Let's walk through an example to help you calculate your solar payback period:

Combined costs

To determine your combined costs, you'll need to know the total price of your solar panel system before tax credits and incentives. Let's assume your total system cost is $32,386 (the average cost of a system on the EnergySage Marketplace based on an average system size of 11.3 kW).

We need to understand the tax incentives available to you, including the federal solar tax credit (ITC) and local rebates or incentives. Given that the federal tax credit is currently 30%, with a $32,386 solar system, you'll be eligible for a $9,716 credit. Now, let's also assume you can take advantage of an additional $2,000 in local rebates: This brings your tax incentives to $11,716 and your combined installation costs to just $20,670.

Total cost ($32,386) - tax incentives ($9,716) - rebates ($2,000) = combined costs ($20,670)

Annual savings

To calculate your annual savings, you'll need to know how much you'll save each year on electricity costs. Let's assume your monthly electric bill is about $175. Eliminating that cost by going solar amounts to about $2,100 in annual energy savings, assuming your system's energy production covers 100% of your electricity needs.

You'll also need to know how much you'll receive from other annual incentives, like solar renewable energy certificates (SRECs). In this example, we'll assume you're earning $450 annually from selling SRECs, which means you'll receive $2,550 in annual benefits.

Eliminated annual electricity costs ($2,100) + annual incentives ($450) = annual savings ($2,550)

Final calculation

To calculate your solar payback period, divide your combined costs by your annual savings.

Combined costs ($20,670) / annual savings ($2,550) = solar payback period (8.1 years)

In this example, your payback time would be 8.1 years, which is the average solar payback period for most EnergySage shoppers.
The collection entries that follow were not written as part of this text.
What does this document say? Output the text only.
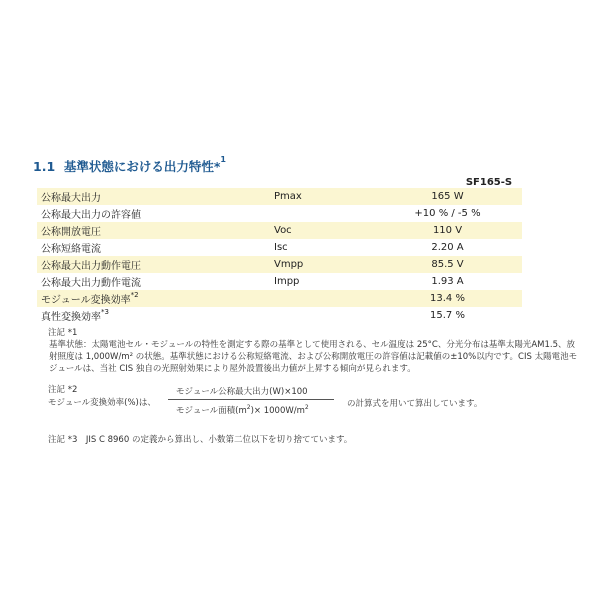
1.1 基準状態における出力特性*$^1$
SF165-S
公称最大出力	Pmax	165 W
公称最大出力の許容値		+10 % / -5 %
公称開放電圧	Voc	110 V
公称短絡電流	Isc	2.20 A
公称最大出力動作電圧	Vmpp	85.5 V
公称最大出力動作電流	Impp	1.93 A
モジュール変換効率$^{*2}$		13.4 %
真性変換効率$^{*3}$		15.7 %
注記 *1
基準状態：太陽電池セル・モジュールの特性を測定する際の基準として使用される、セル温度は 25°C、分光分布は基準太陽光AM1.5、放射照度は 1,000W/m² の状態。基準状態における公称短絡電流、および公称開放電圧の許容値は記載値の±10%以内です。CIS 太陽電池モジュールは、当社 CIS 独自の光照射効果により屋外設置後出力値が上昇する傾向が見られます。
注記 *2
モジュール変換効率(%)は、
モジュール公称最大出力(W)×100
モジュール面積$(m^2)\times 1000W/m^2$	の計算式を用いて算出しています。
注記 *3　JIS C 8960 の定義から算出し、小数第二位以下を切り捨てています。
Average monthly electricity use and cost

Your monthly energy usage determines the size of the solar system you need as well as the amount of electricity you’ll need to offset each month. Specific energy costs in your area also directly impact your return on investment (ROI) from your solar power system. The higher your monthly electricity bill, the more quickly you tend to recoup your investment because it shortens your payback period.

Solar installers will try to provide you with a system that matches 100% of your electricity consumption, but practical constraints like the size of your roof and seasonal weather variation may impact the amount of electricity you can produce on your property.

Value of tax incentives

Tax incentives and rebates can dramatically reduce the total cost of going solar. The ITC provides a credit worth 30% of your entire system costs on your federal tax bill. Additional state and local solar incentives may further lower your expenses, depending on where you live.

Additional financial incentives

In some areas of the country, you can earn extra incentives through SRECs or net metering programs that give you a per kilowatt-hour credit for any extra electricity your solar panels generate and send to your local electric grid. Depending on the size of your solar energy system, these credits can represent a significant monetary benefit.